PyTorch 集成 #
概述 #
PyTorch 是目前最流行的深度学习框架之一,MLflow 提供了与 PyTorch 的无缝集成,帮助管理深度学习模型的完整生命周期。
text
┌─────────────────────────────────────────────────────────────┐
│ MLflow + PyTorch 工作流 │
├─────────────────────────────────────────────────────────────┤
│ │
│ 数据准备 → 模型定义 → 训练跟踪 → 模型保存 → 部署推理 │
│ │ │ │ │ │ │
│ ▼ ▼ ▼ ▼ ▼ │
│ MLflow MLflow MLflow MLflow MLflow │
│ 数据版本 参数记录 指标追踪 模型注册 模型服务 │
│ │
└─────────────────────────────────────────────────────────────┘
基本集成 #
安装依赖 #
bash
pip install mlflow torch torchvision pytorch-lightning
简单示例 #
python
import mlflow
import mlflow.pytorch
import torch
import torch.nn as nn
import torch.optim as optim
from torch.utils.data import DataLoader, TensorDataset
class SimpleModel(nn.Module):
def __init__(self, input_size, hidden_size, output_size):
super().__init__()
self.fc1 = nn.Linear(input_size, hidden_size)
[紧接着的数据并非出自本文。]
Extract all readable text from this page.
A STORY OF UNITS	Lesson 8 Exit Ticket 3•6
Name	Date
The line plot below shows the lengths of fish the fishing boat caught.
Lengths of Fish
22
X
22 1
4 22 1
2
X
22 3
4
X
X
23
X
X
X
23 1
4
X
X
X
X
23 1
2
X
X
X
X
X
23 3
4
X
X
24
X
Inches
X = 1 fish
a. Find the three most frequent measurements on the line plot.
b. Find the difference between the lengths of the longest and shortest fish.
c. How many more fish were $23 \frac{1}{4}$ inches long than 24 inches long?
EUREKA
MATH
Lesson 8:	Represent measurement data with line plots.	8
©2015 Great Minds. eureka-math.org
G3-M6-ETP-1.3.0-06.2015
self.fc2 = nn.Linear(hidden_size, output_size)
self.relu = nn.ReLU()
def forward(self, x):
x = self.relu(self.fc1(x))
x = self.fc2(x)
return x
X_train = torch.randn(1000, 10)
y_train = torch.randint(0, 2, (1000,))
train_dataset = TensorDataset(X_train, y_train)
train_loader = DataLoader(train_dataset, batch_size=32, shuffle=True)
model = SimpleModel(input_size=10, hidden_size=64, output_size=2)
criterion = nn.CrossEntropyLoss()
optimizer = optim.Adam(model.parameters(), lr=0.001)
mlflow.set_experiment("pytorch-simple")
with mlflow.start_run():
mlflow.log_param("learning_rate", 0.001)
mlflow.log_param("batch_size", 32)
mlflow.log_param("hidden_size", 64)
mlflow.log_param("epochs", 10)
for epoch in range(10):
total_loss = 0
for batch_X, batch_y in train_loader:
optimizer.zero_grad()
outputs = model(batch_X)
loss = criterion(outputs, batch_y)
loss.backward()
optimizer.step()
total_loss += loss.item()
avg_loss = total_loss / len(train_loader)
mlflow.log_metric("train_loss", avg_loss, step=epoch)
print(f"Epoch {epoch+1}, Loss: {avg_loss:.4f}")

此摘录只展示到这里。